O encanto apresentado em preto e branco atordoou o jovem, que no dia seguinte pediu uma câmera emprestada a uma amiga e foi para um cabaré no porto de Santos (SP), onde costumava ver shows de rock. Saiu de lá sem uma foto. Enquanto esperava o ônibus, com o sol já dando as caras, uma moça o provocou: “Quer fotografar? Fotografa aqui”, e ergueu a saia. “Fui para a zona de Santos com uma câmera e nunca mais fui o mesmo.” Aos 62 anos, o autor de Terra Brasil, seu livro mais famoso, ainda está cheio de projetos.

Como você se tornou fotógrafo de natureza?
Minha fotografia teve um encaixe perfeito, fomos nos transformando em farinha do mesmo saco, Araquém e fotografia. A fotografia é sempre a fonte, como a Arte Cavalheiresca do Arqueiro Zen, como o tiro ao alvo, a cerimônia do chá, uma luta marcial. De uns 20 e tantos anos para cá, ficou claro que a dedicação integral a fotografar talvez a principal coisa do mundo, que é a floresta e a biodiversidade, que é a fotografia mais difícil de ser feita, se resumiu numa coisa assim: o meu modelo de universo é o Brasil, a Mata Atlântica, a Amazônia sobretudo. A minha matriz criativa é o andar. Sem andar, sem ser um fotógrafo andarilho, eu não desenvolveria essa minha obra. Como quem diz assim: “Olhem os lírios do campo!” ou “percebam o horror que é um tamanduá-mirim pegando fogo no meio da Transamazônica”. Flagrando paisagem poética e política.

Desde o início foi assim?
É impressionante como foi.
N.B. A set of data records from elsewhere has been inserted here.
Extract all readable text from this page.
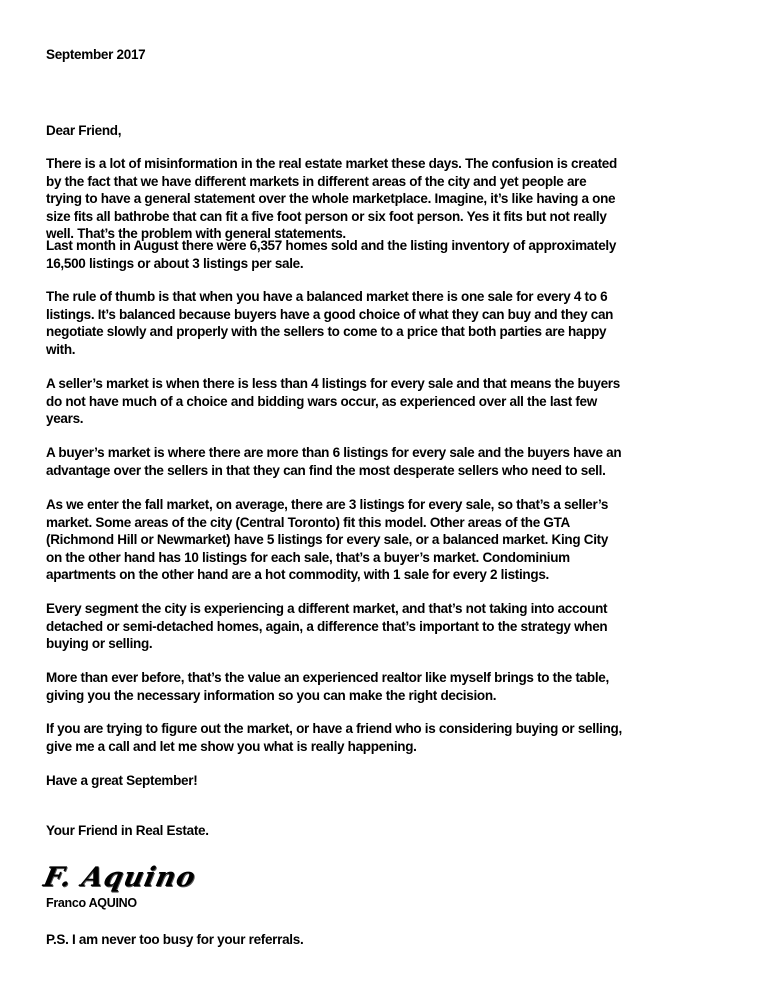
September 2017
Dear Friend,
There is a lot of misinformation in the real estate market these days. The confusion is created
by the fact that we have different markets in different areas of the city and yet people are
trying to have a general statement over the whole marketplace. Imagine, it’s like having a one
size fits all bathrobe that can fit a five foot person or six foot person. Yes it fits but not really
well. That’s the problem with general statements.
Last month in August there were 6,357 homes sold and the listing inventory of approximately
16,500 listings or about 3 listings per sale.
The rule of thumb is that when you have a balanced market there is one sale for every 4 to 6
listings. It’s balanced because buyers have a good choice of what they can buy and they can
negotiate slowly and properly with the sellers to come to a price that both parties are happy
with.
A seller’s market is when there is less than 4 listings for every sale and that means the buyers
do not have much of a choice and bidding wars occur, as experienced over all the last few
years.
A buyer’s market is where there are more than 6 listings for every sale and the buyers have an
advantage over the sellers in that they can find the most desperate sellers who need to sell.
As we enter the fall market, on average, there are 3 listings for every sale, so that’s a seller’s
market. Some areas of the city (Central Toronto) fit this model. Other areas of the GTA
(Richmond Hill or Newmarket) have 5 listings for every sale, or a balanced market. King City
on the other hand has 10 listings for each sale, that’s a buyer’s market. Condominium
apartments on the other hand are a hot commodity, with 1 sale for every 2 listings.
Every segment the city is experiencing a different market, and that’s not taking into account
detached or semi-detached homes, again, a difference that’s important to the strategy when
buying or selling.
More than ever before, that’s the value an experienced realtor like myself brings to the table,
giving you the necessary information so you can make the right decision.
If you are trying to figure out the market, or have a friend who is considering buying or selling,
give me a call and let me show you what is really happening.
Have a great September!
Your Friend in Real Estate.
F. Aquino
Franco AQUINO
P.S. I am never too busy for your referrals.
Olhe como esse olhar se manteve puro apesar de 40 e tantos anos vendo tantos contrastes. Tudo isso tem uma tarefa: espalhar e repartir belezas. E o outro lado é o lado horror, a indignação diante de tantos crimes de lesa-humanidade.

A primeira vez que você registrou esse horror foi em 1973, na exposição Urubus da Sociedade?
Sim, tudo começou ali. Eu era um jornalista hippão, com aquelas bolsinhas de lado, calça de pano solto, traduzindo as primeiras coisas de Bob Dylan, curtindo Jimi Hendrix e entrando no cinema para ver Glauber Rocha. O que eu já andei é muito além do que as pessoas possam imaginar. A minha fotografia se faz ao andar. E eu me dedico integralmente a isso. Eu não faço estúdio, não faço mulher nua. A dedicação integral aos bichos me fez amigo deles. A dedicação integral às florestas me fez hóspede. Quando eu entro na floresta, sinto uma energia xamânica tão forte! Isso foi sendo preparado pelo meu pai desde que eu era pequeno. Até no nome Araquém. Disseram para ele que esse nome era o do pai de Iracema, a virgem dos lábios de mel. Ele estava desempregado no Recife, leram para ele um trecho – ele era analfabeto, cozinheiro de navio da Marinha mercante –, e ele disse que esse seria o nome do filho dele.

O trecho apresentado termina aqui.